His grandfather had lovingly given him his name, hoping that one day he would grow up into a ‘positive’ human being. Some 25 years later, the marine engineer from Jamshedpur in Jharkhand is despondent on being forced to bear the burden of his name.
Two years after passing out as a marine engineer from Tamil Nadu’s Noorul Islam University, Saddam Hussain says he has failed to find a job because of his namesake: the former Iraqi ruler executed in 2006. Saddam Hussein was a dictator blamed for atrocities on his subjects until toppled by the US in 2003.
“People are scared to hire me,” laments Jamshedpur’s Saddam. His job application has been rejected each of the 40-odd times he has appeared for interviews with multinational shipping companies. His batchmates around the world have secured employment, but Saddam remains unemployed despite ranking second in his batch of 2014.
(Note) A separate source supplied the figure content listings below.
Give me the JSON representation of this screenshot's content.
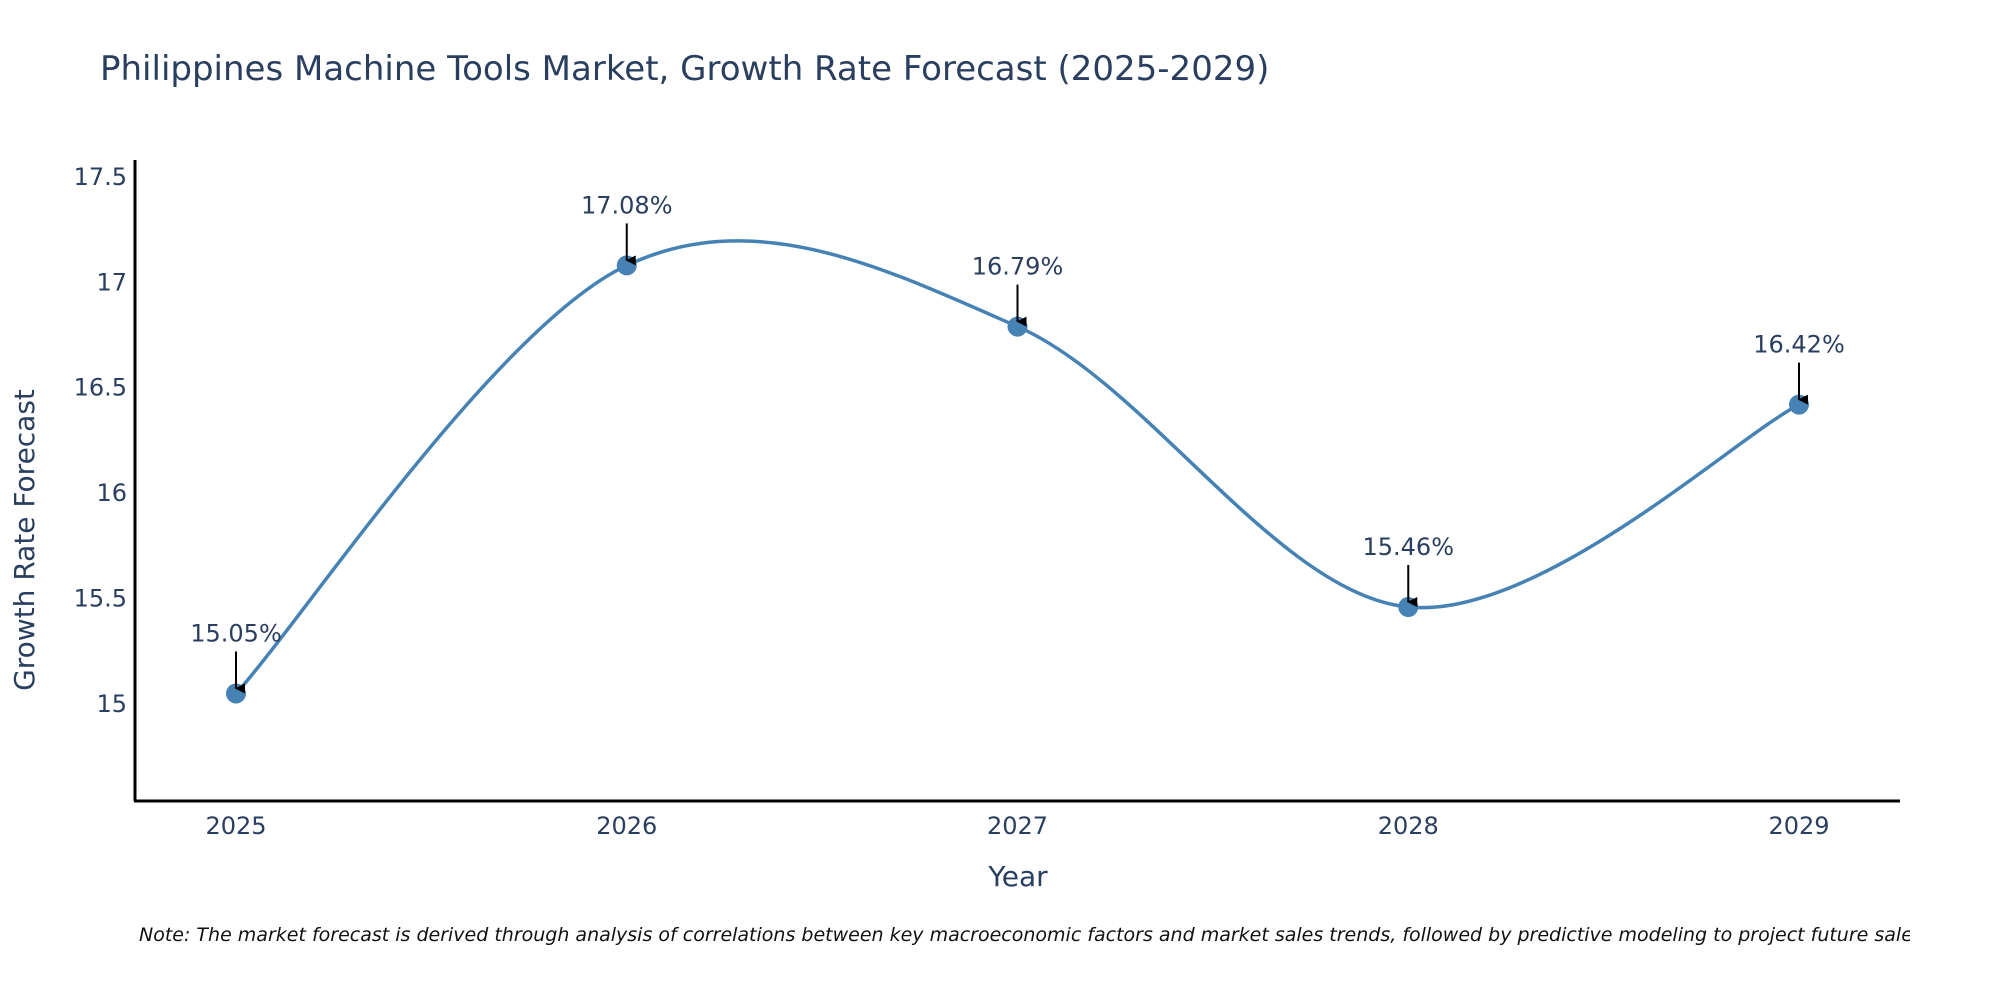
{
  "chart_data": {
    "type": "line",
    "title": "Philippines Machine Tools Market, Growth Rate Forecast (2025-2029)",
    "xlabel": "Year",
    "ylabel": "Growth Rate Forecast",
    "categories": [
      "2025",
      "2026",
      "2027",
      "2028",
      "2029"
    ],
    "series": [
      {
        "name": "Growth Rate Forecast",
        "values": [
          15.05,
          17.08,
          16.79,
          15.46,
          16.42
        ],
        "labels": [
          "15.05%",
          "17.08%",
          "16.79%",
          "15.46%",
          "16.42%"
        ]
      }
    ],
    "ylim": [
      14.54,
      17.58
    ],
    "y_ticks": [
      15,
      15.5,
      16,
      16.5,
      17,
      17.5
    ],
    "y_tick_labels": [
      "15",
      "15.5",
      "16",
      "16.5",
      "17",
      "17.5"
    ],
    "line_shape": "spline",
    "grid": false,
    "colors": {
      "line": "#4682b4",
      "marker": "#4682b4",
      "axis": "#000000",
      "text": "#2a3f5f",
      "arrow": "#000000"
    },
    "note": "Note: The market forecast is derived through analysis of correlations between key macroeconomic factors and market sales trends, followed by predictive modeling to project future sales."
  }
}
For the initial six months, Saddam was unable to decipher why he was being rejected. “I then inquired with the HR departments of the companies and some of them told me my name was the problem,” he recounts. He was told that having a crew member with a name that arouses instant suspicion could be an operational nightmare.
A top executive of Delhi-based TeamLease Services, a leading recruitment consultant, agrees. “If the issue involves crossing the borders, then nothing can be done as border patrol and airport authorities are very process-driven and if there is a red flag, they will check out. If the person’s job involves frequent travel abroad, he might just keep getting stuck or the company has to pull him out of the sticky situation, making the hire cumbersome,” he points out.
“Even Shah Rukh Khan gets detained at US airports. What is this Saddam in comparision?” he asks.
Once it hit him that his name was the impediment, Saddam legally got his name changed into Sajid and procured all relevant documents, including passport, voter ID and driving licence, under the name.
But his woes did not end there.
Prospective employers ask for his educational certificates, but his university has refused to change the name until he got his Class 10 and 12 exam certificates changed first. He approached the Central Board of Secondary Education (CBSE) for a name change, but the authorities have not acted yet.
Driven to desperation, Saddam, now Sajid, moved the Jharkhand high court with a plea to direct the CBSE to change his name. But since unscrupulous people often abuse the system by frequently changing names, the court acted with caution. Last week, it set the date for a considered hearing on May 5.
Saddam remains fond of his grandfather, though he feels he is paying for his folly. As one by one his batchmates set sail after securing jobs, Saddam is left to spend sleepless nights. “I am an innocent victim of somebody else’s crimes,” he says.